Intelligent-ISP for Video Enhancement under Extreme Light Conditions (ARD/259)

Intelligent-ISP for Video Enhancement under Extreme Light Conditions (ARD/259)

Intelligent-ISP for Video Enhancement under Extreme Light Conditions (ARD/259)
ARD/259
Seed
01 / 07 / 2020 - 31 / 03 / 2021
2,800

Dr Yan HUO

The image sensor market is a rapidly growing market with a compound annual growth rate of about 12% from 2018 to 2025, with the largest growth in the automotive industry at about 36%. The total revenue of image sensors in 2018 is approximately $13.7 billion. Video/image quality under extreme lighting conditions (such as dim light, large dynamic range (WDR)) is an important technical indicator in surveillance, drone and advanced driver assistance systems (ADAS) but is not well addressed.
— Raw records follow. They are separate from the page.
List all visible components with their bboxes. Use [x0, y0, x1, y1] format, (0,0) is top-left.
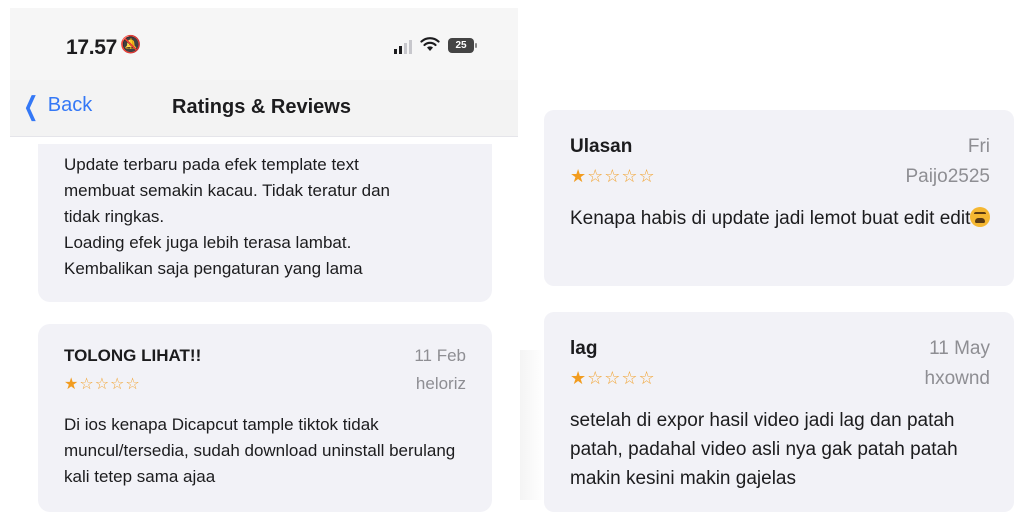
- status-indicators: 25: [394, 36, 477, 55]
- status-time: 17.57: [66, 36, 118, 59]
- review-date: Fri: [967, 136, 990, 157]
- star-rating: ★☆☆☆☆: [570, 166, 656, 187]
- star-filled-icon: ★: [570, 368, 588, 388]
- review-card[interactable]: Update terbaru pada efek template text m…: [38, 144, 492, 302]
- review-title: Ulasan: [570, 136, 633, 157]
- star-empty-icon: ☆☆☆☆: [587, 166, 656, 186]
- review-card[interactable]: TOLONG LIHAT!! 11 Feb ★☆☆☆☆ heloriz Di i…: [38, 324, 492, 512]
- back-label: Back: [47, 94, 93, 116]
- star-filled-icon: ★: [64, 376, 80, 393]
- page-title: Ratings & Reviews: [172, 96, 351, 118]
- status-bar: 17.57 🔕 25: [10, 8, 518, 80]
- bell-slash-icon: 🔕: [120, 35, 142, 54]
- review-date: 11 Feb: [414, 346, 466, 365]
- chevron-left-icon: ❮: [23, 90, 39, 121]
- star-rating: ★☆☆☆☆: [570, 368, 656, 389]
- review-title: lag: [570, 338, 598, 359]
- star-empty-icon: ☆☆☆☆: [79, 376, 141, 393]
- review-body: Kenapa habis di update jadi lemot buat e…: [570, 204, 1000, 233]
- review-title: TOLONG LIHAT!!: [64, 346, 202, 365]
- wifi-icon: [420, 36, 440, 55]
- review-body: Update terbaru pada efek template text m…: [64, 155, 390, 278]
- back-button[interactable]: ❮ Back: [20, 90, 93, 121]
- battery-icon: 25: [448, 38, 477, 53]
- star-rating: ★☆☆☆☆: [64, 374, 141, 394]
- review-body: Di ios kenapa Dicapcut tample tiktok tid…: [64, 415, 456, 486]
- left-screenshot-panel: 17.57 🔕 25 ❮ Back Ratings & Reviews Upda…: [10, 8, 518, 514]
- divider: [520, 350, 544, 500]
- cellular-signal-icon: [394, 38, 412, 54]
- review-body-text: Kenapa habis di update jadi lemot buat e…: [570, 208, 971, 229]
- star-filled-icon: ★: [570, 166, 588, 186]
- review-card[interactable]: Ulasan Fri ★☆☆☆☆ Paijo2525 Kenapa habis …: [544, 110, 1014, 286]
- review-author: heloriz: [415, 374, 466, 393]
- review-body: setelah di expor hasil video jadi lag da…: [570, 410, 958, 489]
- review-card[interactable]: lag 11 May ★☆☆☆☆ hxownd setelah di expor…: [544, 312, 1014, 512]
- review-author: Paijo2525: [905, 166, 990, 187]
- tired-face-emoji-icon: [970, 207, 991, 227]
- review-author: hxownd: [924, 368, 991, 389]
- navigation-bar: ❮ Back Ratings & Reviews: [10, 80, 518, 137]
- review-date: 11 May: [929, 338, 990, 359]
- star-empty-icon: ☆☆☆☆: [587, 368, 656, 388]
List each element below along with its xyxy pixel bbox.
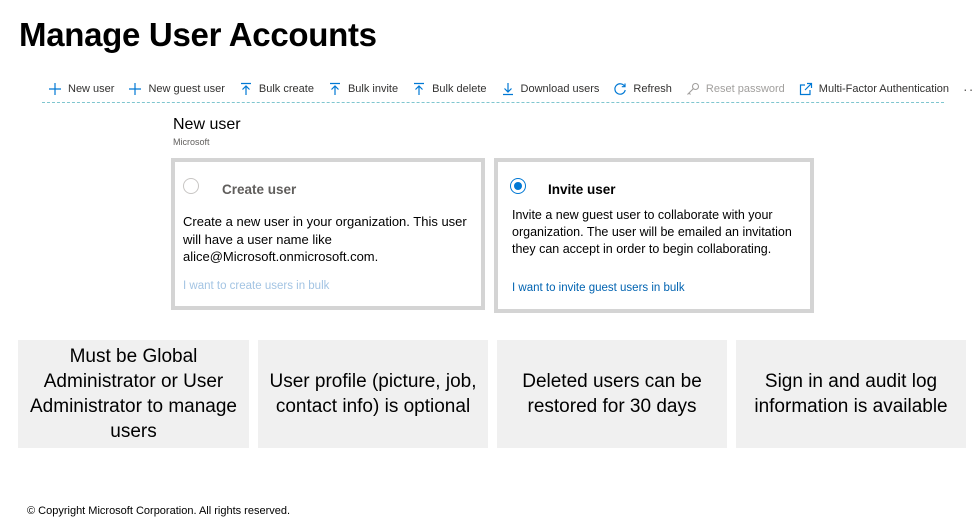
bulk-delete-label: Bulk delete (432, 83, 487, 95)
create-user-radio[interactable] (183, 178, 199, 194)
create-user-heading: Create user (222, 182, 297, 197)
bulk-invite-button[interactable]: Bulk invite (328, 82, 398, 96)
blade-title: New user (173, 116, 241, 133)
more-commands-button[interactable]: ··· (963, 81, 973, 97)
info-tile-admin-role: Must be Global Administrator or User Adm… (18, 340, 249, 448)
invite-user-description: Invite a new guest user to collaborate w… (512, 208, 792, 256)
page-title: Manage User Accounts (19, 16, 377, 53)
external-link-icon (799, 82, 812, 96)
create-user-description: Create a new user in your organization. … (183, 214, 467, 264)
invite-user-heading: Invite user (548, 182, 616, 197)
invite-guest-users-in-bulk-link[interactable]: I want to invite guest users in bulk (512, 282, 685, 294)
invite-user-option[interactable]: Invite user Invite a new guest user to c… (494, 158, 814, 313)
plus-icon (129, 83, 142, 95)
download-arrow-icon (502, 83, 513, 96)
create-users-in-bulk-link[interactable]: I want to create users in bulk (183, 280, 329, 292)
bulk-create-label: Bulk create (258, 83, 314, 95)
refresh-icon (614, 83, 627, 95)
upload-arrow-icon (329, 82, 340, 95)
invite-user-radio[interactable] (510, 178, 526, 194)
multi-factor-authentication-label: Multi-Factor Authentication (818, 83, 950, 95)
upload-arrow-icon (240, 82, 251, 95)
download-users-button[interactable]: Download users (501, 82, 600, 96)
new-user-label: New user (68, 83, 115, 95)
multi-factor-authentication-button[interactable]: Multi-Factor Authentication (799, 82, 949, 96)
refresh-button[interactable]: Refresh (613, 82, 672, 96)
plus-icon (49, 83, 61, 95)
command-bar: New user New guest user Bulk create Bulk… (42, 76, 973, 103)
new-guest-user-button[interactable]: New guest user (128, 82, 225, 96)
reset-password-label: Reset password (705, 83, 785, 95)
download-users-label: Download users (520, 83, 600, 95)
info-tile-deleted-users: Deleted users can be restored for 30 day… (497, 340, 727, 448)
info-tile-audit-log: Sign in and audit log information is ava… (736, 340, 966, 448)
reset-password-button[interactable]: Reset password (686, 82, 785, 96)
bulk-create-button[interactable]: Bulk create (239, 82, 314, 96)
upload-arrow-icon (414, 82, 425, 95)
copyright-notice: © Copyright Microsoft Corporation. All r… (27, 505, 291, 517)
refresh-label: Refresh (633, 83, 672, 95)
bulk-delete-button[interactable]: Bulk delete (412, 82, 487, 96)
info-tile-user-profile: User profile (picture, job, contact info… (258, 340, 488, 448)
blade-subtitle: Microsoft (173, 137, 210, 147)
key-icon (687, 82, 699, 95)
new-guest-user-label: New guest user (148, 83, 225, 95)
create-user-option[interactable]: Create user Create a new user in your or… (171, 158, 485, 310)
bulk-invite-label: Bulk invite (347, 83, 399, 95)
new-user-button[interactable]: New user (48, 82, 114, 96)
In addition, the fixed pipelines, separate functional modules and limited functions in the existing ISP (Image Signal Processor) require a lot of manpower and time in system tuning, and it is difficult to adapt to rapidly developing applications. In order to tackle the current technical difficulties, we propose a learning-based ConvNet to combine the key functional modules of traditional ISP and application-driven enhancement modules (such as video image enhancement under extreme lighting conditions) to form an intelligent ISP. The model parameters of this intelligent ISP are obtained through end-to-end automatic learning method. This approach can reduce the amount of time and labor required in ISP tuning and new algorithm development, thus can meet the rapidly evolving needs of AI applications. In this project, we will design a novel ConvNet to integrate the traditional ISP function modules into an intelligent ISP. The performance of traditional ISP and intelligent ISP will be compared quantitatively through Peak Signal-to-Noise Ratio(PSNR)/Structural SIMilarity(SSIM), noise suppression, etc. in the research report. In addition, a light intensity quantitatively controlled image data acquisition system will be set up to collect training and evaluation data for dim light image/video enhancement. Finally, we will port and optimize the intelligent ISP algorithm on embedded GPU, build the product prototype, and provide the hardware feasibility evaluation report.